Speaker
Description
The small sensitive area of commercial silicon photomultipliers (SiPMs) is the main limitation for their use in many experiments and applications where large detection areas, low cost and power consumption are needed. Since capacitance, dark count rate and cost increase with the SiPM size, they are rarely found in sizes larger than 6 mm $\times$ 6 mm. Photo-Trap offers a low-cost solution to build SiPM pixels of a few cm$^2$ by combining a wavelength-shifter plastic (WLS), a dichroic filter and a standard commercial SiPM (not larger than 6 mm $\times$ 6 mm).

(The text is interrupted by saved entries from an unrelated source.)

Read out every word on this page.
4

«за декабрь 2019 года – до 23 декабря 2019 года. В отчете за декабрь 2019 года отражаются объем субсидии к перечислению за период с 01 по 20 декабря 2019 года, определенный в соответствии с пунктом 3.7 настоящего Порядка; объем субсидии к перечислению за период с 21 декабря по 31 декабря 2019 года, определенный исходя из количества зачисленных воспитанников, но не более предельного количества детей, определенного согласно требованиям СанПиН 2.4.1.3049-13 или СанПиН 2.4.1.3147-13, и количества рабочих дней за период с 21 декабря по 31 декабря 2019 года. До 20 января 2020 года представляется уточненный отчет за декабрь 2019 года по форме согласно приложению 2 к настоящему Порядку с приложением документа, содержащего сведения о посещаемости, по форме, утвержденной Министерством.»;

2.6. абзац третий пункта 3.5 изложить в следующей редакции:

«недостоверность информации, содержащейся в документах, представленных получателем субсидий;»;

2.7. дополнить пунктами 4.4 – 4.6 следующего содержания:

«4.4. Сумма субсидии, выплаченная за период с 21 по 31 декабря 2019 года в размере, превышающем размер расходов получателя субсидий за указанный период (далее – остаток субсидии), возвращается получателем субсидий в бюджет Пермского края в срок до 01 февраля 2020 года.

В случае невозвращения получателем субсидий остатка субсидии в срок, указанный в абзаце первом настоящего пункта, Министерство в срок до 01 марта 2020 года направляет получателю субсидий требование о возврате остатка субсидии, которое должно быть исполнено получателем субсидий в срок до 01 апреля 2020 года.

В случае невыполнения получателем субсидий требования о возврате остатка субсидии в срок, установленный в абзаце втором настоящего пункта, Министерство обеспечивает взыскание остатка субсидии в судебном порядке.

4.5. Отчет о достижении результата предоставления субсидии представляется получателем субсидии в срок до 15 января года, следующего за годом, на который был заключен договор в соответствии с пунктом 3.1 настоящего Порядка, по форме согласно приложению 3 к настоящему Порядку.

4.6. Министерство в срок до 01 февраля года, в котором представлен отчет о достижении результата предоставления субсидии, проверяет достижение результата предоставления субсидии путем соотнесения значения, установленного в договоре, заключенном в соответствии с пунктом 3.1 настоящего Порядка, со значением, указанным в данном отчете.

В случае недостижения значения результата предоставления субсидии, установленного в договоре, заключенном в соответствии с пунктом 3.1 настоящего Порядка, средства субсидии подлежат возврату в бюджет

Photo-Trap collects light over an area that can be $\sim10-100$ times larger than the area of a commercial SiPM, while keeping the noise, single-photoelectron resolution, power consumption and likely the cost of a single, small SiPM. We developed and characterized through laboratory measurements and simulations, four different proof-of concept pixels, the largest one being of 40 mm $\times$ 40 mm. These pixels are sensitive in the near UV and achieve an optical gain that goes from ~5 to ~15, depending on the areas if the WLS and the SiPM employed. In all pixels we measured a time resolution of ~3 ns or better. Photo-Trap could provide a solution to use SiPM technology in applications in which large collection areas, low cost and low noise are needed (e.g., optical wireless communication, free space quantum key distribution, Cherenkov detectors). Here we present the results of our laboratory measurements, Geant4 simulations of the pixel and we briefly discuss the some of the potential applications of Photo-Trap.